Stephen Haggard of the Korea-Pacific Program at the University of California, was more hopeful about the chances of a final resolution being reached to the North Korean nuclear weapons dispute. 
 
“The negotiations will not be easy, and the U.S. and ROK will need to address North Korean security concerns and probably provide some economic inducements as well, including some discussion of light-water reactors,” he said.
 
Kim said he does not see much that South Korea can do in the near future to convince North Korea to surrender its nuclear weapons program. He advised a mix of concessions and hard-line policies for dealing with Pyongyang and also cautioned against the Sough Korean government depending overly on other nations.
 
"In the long term, the South has to work to alter the rigid threat perception that North Korea has  -- that is seeing the South and its alliance with the U.S. as a real and immediate threat to its survival.
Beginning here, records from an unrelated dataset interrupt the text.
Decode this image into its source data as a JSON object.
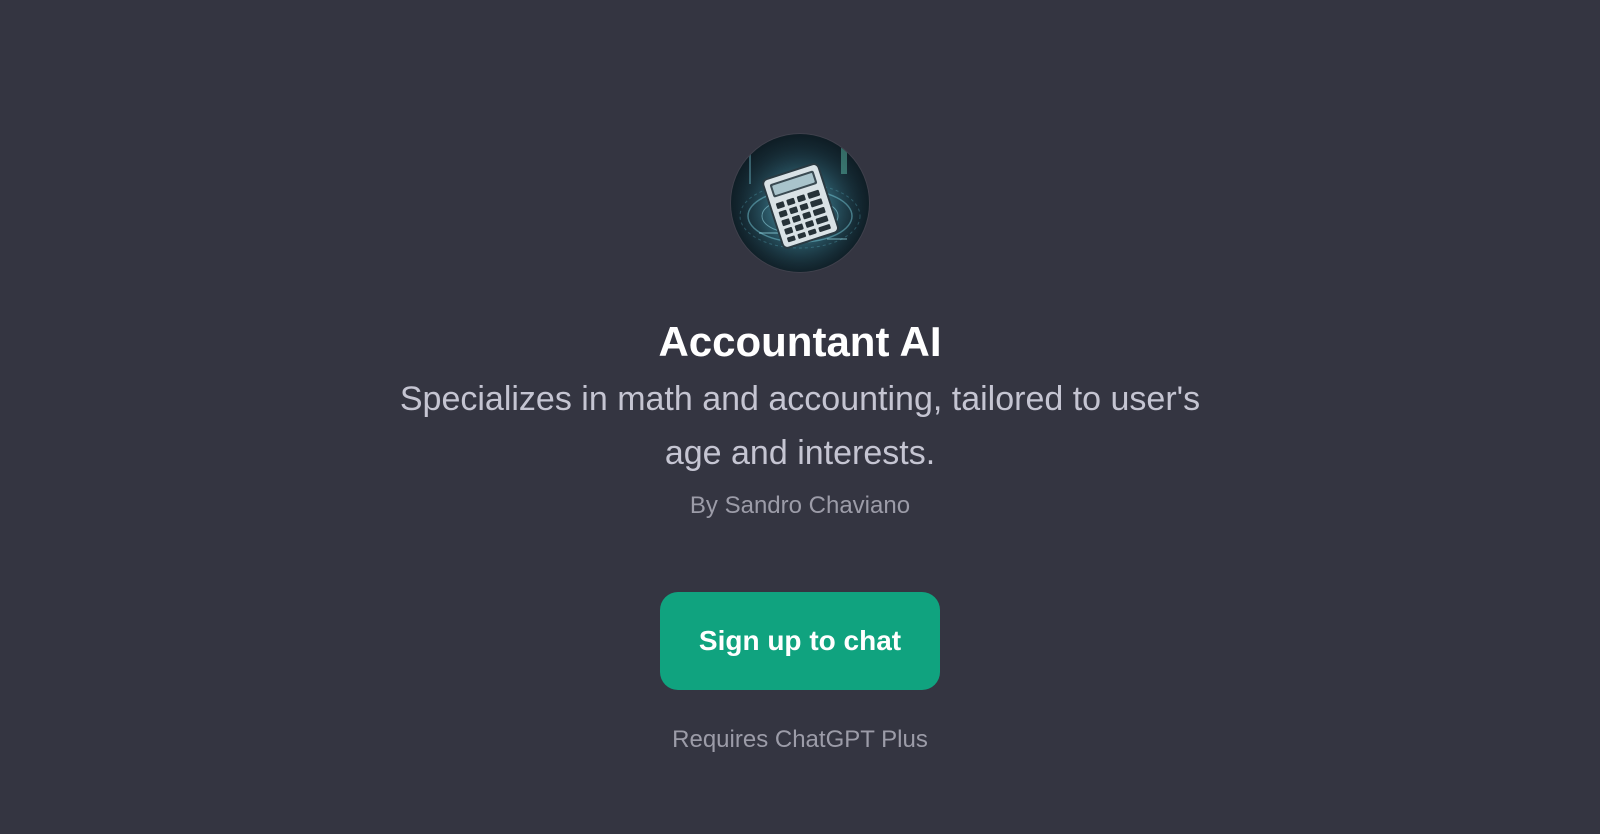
{
  "gpt": {
    "title": "Accountant AI",
    "description": "Specializes in math and accounting, tailored to user's age and interests.",
    "author": "By Sandro Chaviano",
    "avatar_icon": "calculator-avatar-icon"
  },
  "actions": {
    "signup_label": "Sign up to chat"
  },
  "footer": {
    "requirement": "Requires ChatGPT Plus"
  },
  "colors": {
    "background": "#343541",
    "accent": "#10a37f",
    "title": "#ffffff",
    "muted": "#9c9ca8"
  }
}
Again, this is made more difficult given that the North regime has been using this perceived outside threat to justify its rigid rule over its populace" (John Power, Korea Herald, March 12).
 
Separately, U.S. President Obama could take a trip to the Demilitarized Zone dividing the two Koreas when he travels to the South in late March to take part in the second Nuclear Security Summit, Yonhap reported (see related GSN story, today).
 
An unidentified diplomatic insider said the U.S. leader is likely to travel to the sector on March 27 after the summit (Yonhap News Agency II, March 12).
 
Elsewhere, Tokyo intends to renew national penalties targeting Pyongyang for an additional year because there has been no real advancement in addressing the matter of North Korean kidnappings of Japanese citizens, government insiders told Kyodo on Monday.
 
The sanctions would be renewed starting on April 13. They have been in place since Pyongyang carried out its first nuclear test in 2006, Kyodo reported (Kyodo News II/Mainichi Daily News, March 13).